I get as much choice about these as you do – I love this track from Electronic‘s eponymous debut, but I’d have probably picked something with a video. But never mind – here’s Idiot Country:
History wasn’t particularly kind to Tony Di Bart. The singing dentist – or wait, wasn’t that Dr. Alban? He had his moment in the limelight a quarter of a century ago, as his number one hit The Real Thing was released 25 years ago this week.
Antonio Carmine Di Bartolomeo, for that was his real name, wasn’t a dentist, actually, he was selling bathrooms in Buckinghamshire. In spite of the name, he’s actually British. His short-lived musical career started with The Real Thing, originally released on 12″ in 1993 including the original mix and two low-budget remixes by Rhyme Time, and was a minor chart hit.
But then, in mid-1994, the Joy Brothers turned up and remixed The Real Thing, turning it into a fantastic piece of mid-1990s pop-dance. “If I can’t have you, I don’t want nobody baby,” sings Di Bart. Grammatically incorrect, but it’s a great catchy pop lyric, and he has a great voice – it works extremely well with the dance backing. It’s also aged pretty well, surprisingly.
It hit number one, and was a sizeable hit around Europe, but the singles that followed over the next three years performed progressively less well each time they appeared. There was, ultimately, just one idea here – a great song with an interesting dance mix – and while the Joy Brothers turned up for a second go-around on the near-top-twenty hit Do It, the big names who turned up to rework the other tracks failed to make the same impact.
After the Joy Brothers‘ version, New 7″ Dance, we’re treated to the New 7″ Radio, a bluesy version full of funky guitar work and stings. It’s not unpleasant, but honestly it doesn’t work nearly as well as the dance version, where they have stripped out all the warbling and stuck to the song.
The funny thing about Joy Brothers is that they never really seem to have done much else. Richard Lane had had some minor success as a house musician in the early nineties, but has little of note to his CV, apart from this. So this is really a one-hit wonder on many levels. The full Joy Brothers version comes next, and really is a joy to hear. Where the radio mix had been tight, while working well, this version is huge and spacious.
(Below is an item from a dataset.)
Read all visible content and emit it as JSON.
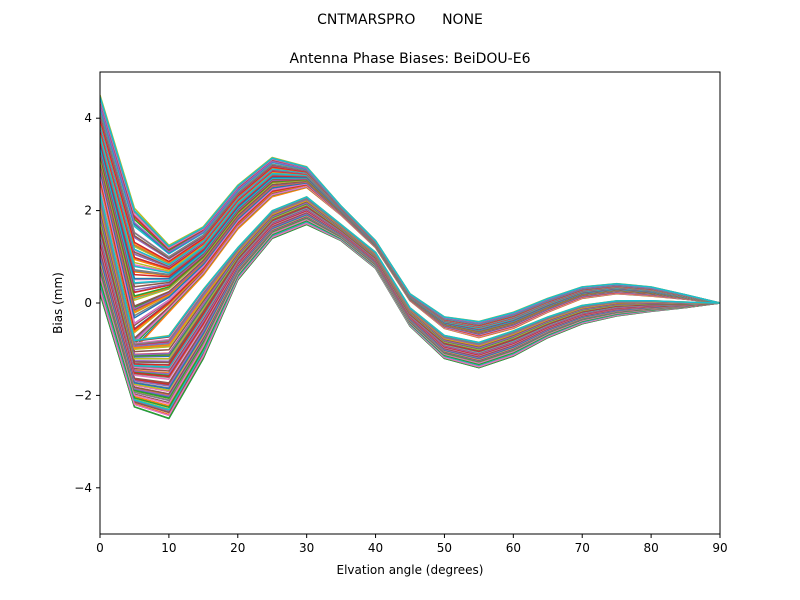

The pleasantly tribal house mix by Rhyme Time follows, interestingly sharing elements from Joy Brothers‘ later version, suggesting that theirs was in fact a remix of a remix. This is, I suppose, the remix that got people’s attention initially, and so maybe goes some of the way towards explaining what went wrong next – it seems he needed a strong production team around him, and for whatever reason, album Falling for You, which finally appeared two years later, failed to include the right people. Indeed, his self-produced album included a second disc with five uncredited remixes, and that’s surely the only thing most people would have been interested in?
Finally on the single comes the original Underground Mix by Rhyme Time, now renamed as 12″ Dub Mix. It’s a bouncy house dub mix, but it doesn’t really offer much of interest. With its broad organ pad middle section, it’s difficult to imagine many DJs playing it even, but who knows? That dub closed the single, and pretty much closed Tony Di Bart‘s career.
Back to bathroom sales it is, then. But it’s a shame – Di Bart showed a lot of promise with The Real Thing, and it definitely deserved its success. It’s just a pity that he was never really able to capitalise on it, and it’s disappointing that the world no longer really remembers Tony Di Bart.
Fortunately, common sense has prevailed, and The Real Thing is still available to stream or download from all major retailers, alongside another random single from 1999.